Com’era l’iter per l’approvazione dei farmaci, da parte delle autorità sanitarie?
Molto diverso da quello di oggi ma, in ogni caso, anche quarant’anni fa bisognava preparare un complesso dossier di registrazione, all’interno del quale era necessario indicare le caratteristiche tecniche del prodotto e il loro effetto. Nel caso del Flector, invece di ricorrere a un gel, o a una crema da strofinare sulla gamba (come accadeva di solito), abbiamo dimostrato che bastava applicare il nostro cerotto nel punto dolente, per ottenere un’attività antinfiammatoria.
Quindi, Lei ha avuto l’idea e poi l’avete sviluppata fra di voi...

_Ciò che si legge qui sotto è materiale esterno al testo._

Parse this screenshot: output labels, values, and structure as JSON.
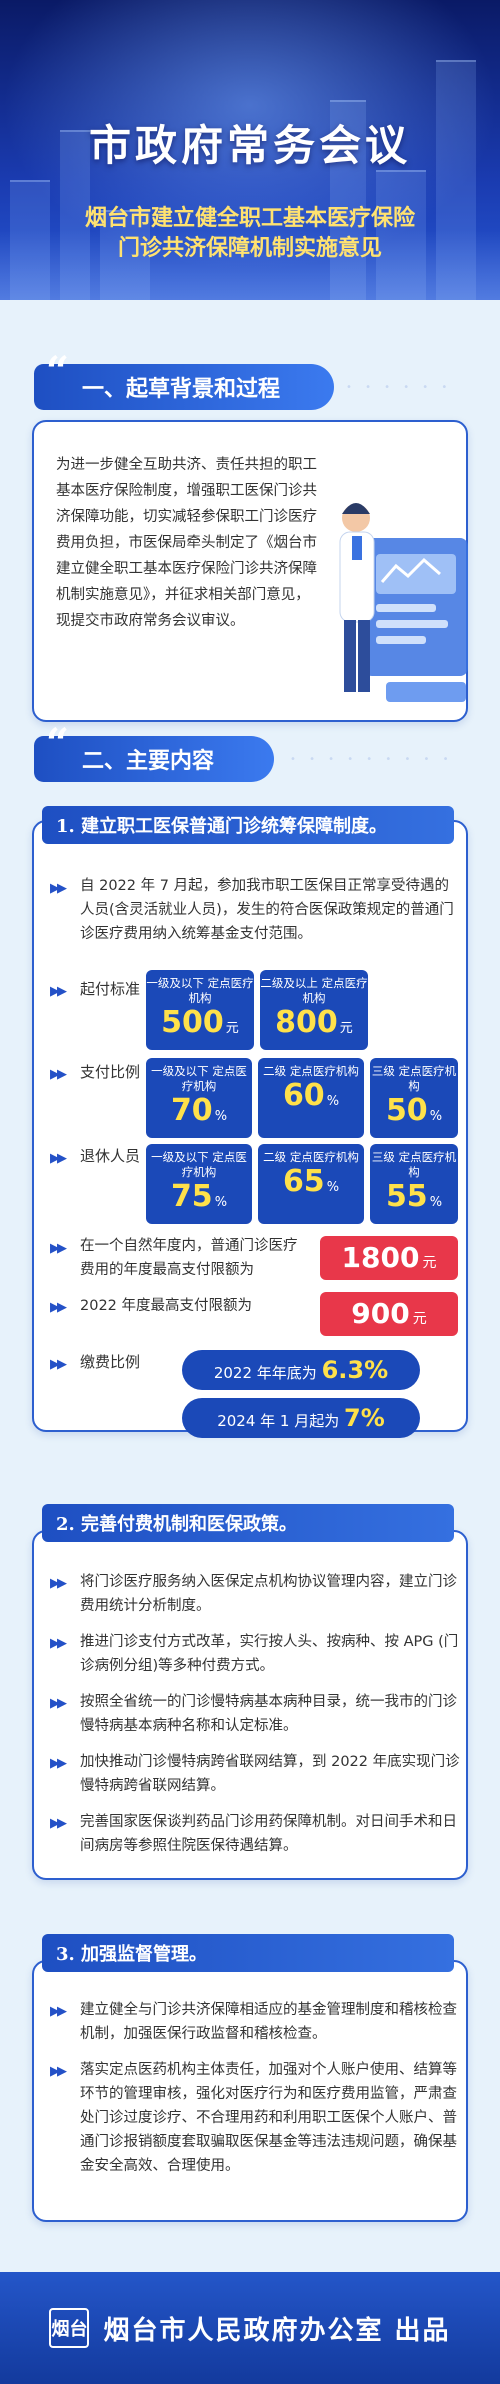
{
  "header": {
    "title": "市政府常务会议",
    "subtitle_line1": "烟台市建立健全职工基本医疗保险",
    "subtitle_line2": "门诊共济保障机制实施意见"
  },
  "section1": {
    "title": "一、起草背景和过程",
    "body": "为进一步健全互助共济、责任共担的职工基本医疗保险制度，增强职工医保门诊共济保障功能，切实减轻参保职工门诊医疗费用负担，市医保局牵头制定了《烟台市建立健全职工基本医疗保险门诊共济保障机制实施意见》，并征求相关部门意见，现提交市政府常务会议审议。"
  },
  "section2": {
    "title": "二、主要内容",
    "part1": {
      "title": "1. 建立职工医保普通门诊统筹保障制度。",
      "text": "自 2022 年 7 月起，参加我市职工医保目正常享受待遇的人员(含灵活就业人员)，发生的符合医保政策规定的普通门诊医疗费用纳入统筹基金支付范围。",
      "threshold_label": "起付标准",
      "threshold": [
        {
          "tier": "一级及以下 定点医疗机构",
          "value": "500",
          "unit": "元"
        },
        {
          "tier": "二级及以上 定点医疗机构",
          "value": "800",
          "unit": "元"
        }
      ],
      "ratio_label": "支付比例",
      "ratio": [
        {
          "tier": "一级及以下 定点医疗机构",
          "value": "70",
          "unit": "%"
        },
        {
          "tier": "二级 定点医疗机构",
          "value": "60",
          "unit": "%"
        },
        {
          "tier": "三级 定点医疗机构",
          "value": "50",
          "unit": "%"
        }
      ],
      "retiree_label": "退休人员",
      "retiree": [
        {
          "tier": "一级及以下 定点医疗机构",
          "value": "75",
          "unit": "%"
        },
        {
          "tier": "二级 定点医疗机构",
          "value": "65",
          "unit": "%"
        },
        {
          "tier": "三级 定点医疗机构",
          "value": "55",
          "unit": "%"
        }
      ],
      "limit_text": "在一个自然年度内，普通门诊医疗费用的年度最高支付限额为",
      "limit_value": "1800",
      "limit_unit": "元",
      "limit2022_text": "2022 年度最高支付限额为",
      "limit2022_value": "900",
      "limit2022_unit": "元",
      "contrib_label": "缴费比例",
      "contrib1_text": "2022 年年底为",
      "contrib1_value": "6.3%",
      "contrib2_text": "2024 年 1 月起为",
      "contrib2_value": "7%"
    },
    "part2": {
      "title": "2. 完善付费机制和医保政策。",
      "items": [
        "将门诊医疗服务纳入医保定点机构协议管理内容，建立门诊费用统计分析制度。",
        "推进门诊支付方式改革，实行按人头、按病种、按 APG (门诊病例分组)等多种付费方式。",
        "按照全省统一的门诊慢特病基本病种目录，统一我市的门诊慢特病基本病种名称和认定标准。",
        "加快推动门诊慢特病跨省联网结算，到 2022 年底实现门诊慢特病跨省联网结算。",
        "完善国家医保谈判药品门诊用药保障机制。对日间手术和日间病房等参照住院医保待遇结算。"
      ]
    },
    "part3": {
      "title": "3. 加强监督管理。",
      "items": [
        "建立健全与门诊共济保障相适应的基金管理制度和稽核检查机制，加强医保行政监督和稽核检查。",
        "落实定点医药机构主体责任，加强对个人账户使用、结算等环节的管理审核，强化对医疗行为和医疗费用监管，严肃查处门诊过度诊疗、不合理用药和利用职工医保个人账户、普通门诊报销额度套取骗取医保基金等违法违规问题，确保基金安全高效、合理使用。"
      ]
    }
  },
  "footer": {
    "logo_text": "烟台",
    "org": "烟台市人民政府办公室 出品"
  }
}
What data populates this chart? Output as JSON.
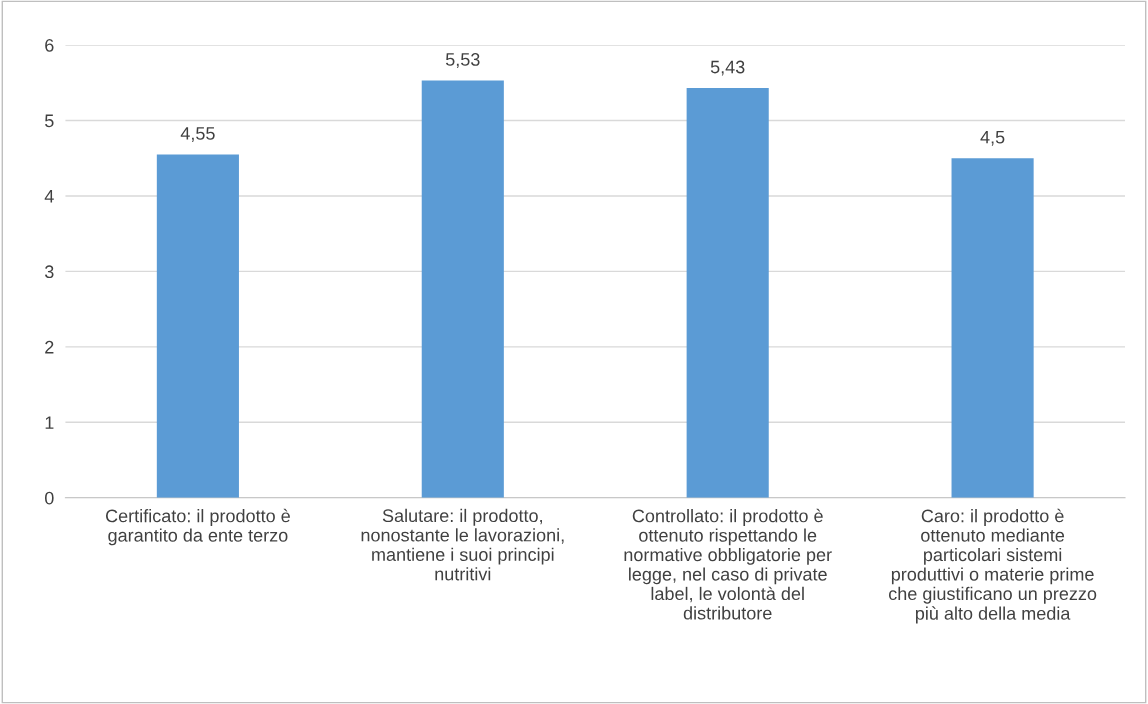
{
  "chart_data": {
    "type": "bar",
    "categories": [
      "Certificato: il prodotto è\ngarantito da ente terzo",
      "Salutare: il prodotto,\nnonostante le lavorazioni,\nmantiene i suoi principi\nnutritivi",
      "Controllato: il prodotto è\nottenuto rispettando le\nnormative obbligatorie per\nlegge, nel caso di private\nlabel, le volontà del\ndistributore",
      "Caro: il prodotto è\nottenuto mediante\nparticolari sistemi\nproduttivi o materie prime\nche giustificano un prezzo\npiù alto della media"
    ],
    "values": [
      4.55,
      5.53,
      5.43,
      4.5
    ],
    "value_labels": [
      "4,55",
      "5,53",
      "5,43",
      "4,5"
    ],
    "color": "#5b9bd5",
    "ylim": [
      0,
      6
    ],
    "yticks": [
      0,
      1,
      2,
      3,
      4,
      5,
      6
    ],
    "grid": "y"
  }
}
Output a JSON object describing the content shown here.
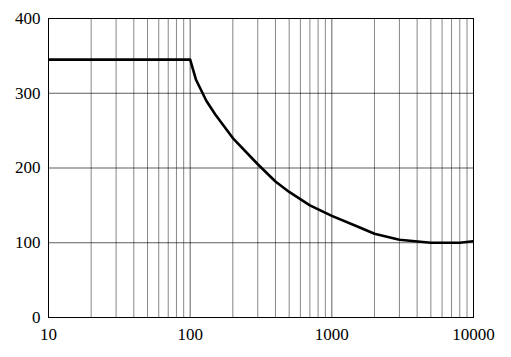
{
  "chart_data": {
    "type": "line",
    "x": [
      10,
      100,
      110,
      130,
      150,
      200,
      300,
      400,
      500,
      700,
      1000,
      1500,
      2000,
      3000,
      5000,
      8000,
      10000
    ],
    "values": [
      345,
      345,
      318,
      290,
      272,
      240,
      205,
      182,
      168,
      150,
      136,
      122,
      112,
      104,
      100,
      100,
      102
    ],
    "color": "#000000",
    "xlim": [
      10,
      10000
    ],
    "ylim": [
      0,
      400
    ],
    "xticks": [
      10,
      100,
      1000,
      10000
    ],
    "yticks": [
      0,
      100,
      200,
      300,
      400
    ],
    "log": "x",
    "grid": true
  }
}
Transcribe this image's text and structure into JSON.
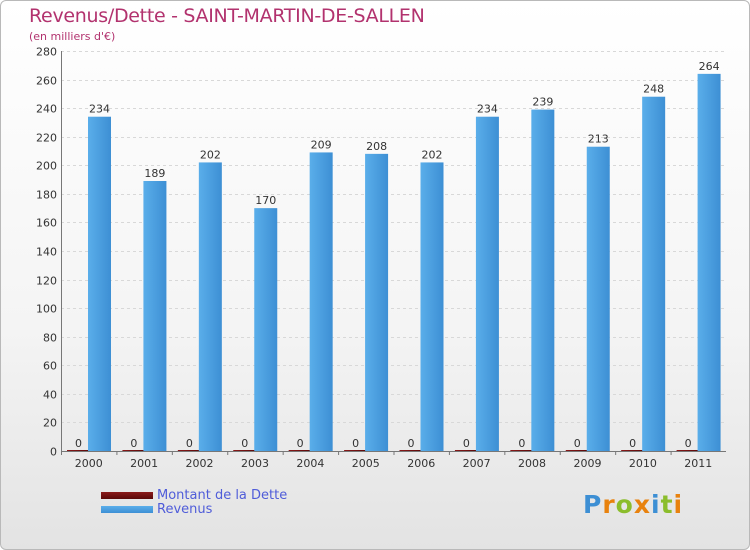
{
  "header": {
    "title": "Revenus/Dette - SAINT-MARTIN-DE-SALLEN",
    "subtitle": "(en milliers d'€)"
  },
  "colors": {
    "title": "#b2326e",
    "revenus": "#4a9fe0",
    "dette": "#6b0b0b",
    "legend_text": "#4f5cd9"
  },
  "legend": {
    "items": [
      {
        "label": "Montant de la Dette",
        "color": "#6b0b0b"
      },
      {
        "label": "Revenus",
        "color": "#4a9fe0"
      }
    ]
  },
  "logo": {
    "text": "Proxiti"
  },
  "chart_data": {
    "type": "bar",
    "title": "Revenus/Dette - SAINT-MARTIN-DE-SALLEN",
    "subtitle": "(en milliers d'€)",
    "xlabel": "",
    "ylabel": "",
    "categories": [
      "2000",
      "2001",
      "2002",
      "2003",
      "2004",
      "2005",
      "2006",
      "2007",
      "2008",
      "2009",
      "2010",
      "2011"
    ],
    "series": [
      {
        "name": "Montant de la Dette",
        "color": "#6b0b0b",
        "values": [
          0,
          0,
          0,
          0,
          0,
          0,
          0,
          0,
          0,
          0,
          0,
          0
        ]
      },
      {
        "name": "Revenus",
        "color": "#4a9fe0",
        "values": [
          234,
          189,
          202,
          170,
          209,
          208,
          202,
          234,
          239,
          213,
          248,
          264
        ]
      }
    ],
    "ylim": [
      0,
      280
    ],
    "yticks": [
      0,
      20,
      40,
      60,
      80,
      100,
      120,
      140,
      160,
      180,
      200,
      220,
      240,
      260,
      280
    ],
    "grid": true,
    "legend_position": "bottom-left"
  }
}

C’erano pochissime persone nella IBSA di allora. Abbiamo utilizzato anche centri esterni, per i test. Sono state eseguite molte prove, in laboratorio e in ospedale, e si è visto che il farmaco aveva un ottimo effetto. Così abbiamo cominciato a produrlo. O, meglio, lo facevamo produrre in Giappone.
Questo avrà avuto un costo, che si sommava a quelli generali per la gestione dell’azienda...
Sì, certo. Se mi chiede quanti miei soldi personali ho investito, glielo dico subito: avevo 1,2 milioni di franchi, ottenuti ipotecando la casa e raccogliendo tutti i miei risparmi, più un debito verso IBSA di 2,4 milioni (per eseguire l’aumento di capitale), che liberavo a seconda delle necessità, facendomi prestare i soldi dalle banche. È stata una questione di fortuna... Se Lei ha fortuna, ci azzecca, come quando va al casinò: se dice rosso ed esce rosso, ha vinto; se esce nero, ha perso.
Non basta solo questo... Per andare avanti e realizzare i propri progetti, soprattutto quelli più arditi, occorrono anche costanza, coraggio e cervello, come Lei ha detto in varie occasioni.
Sì, ma ci vuole fortuna! Se non c’è quella, se non arriva, si fallisce.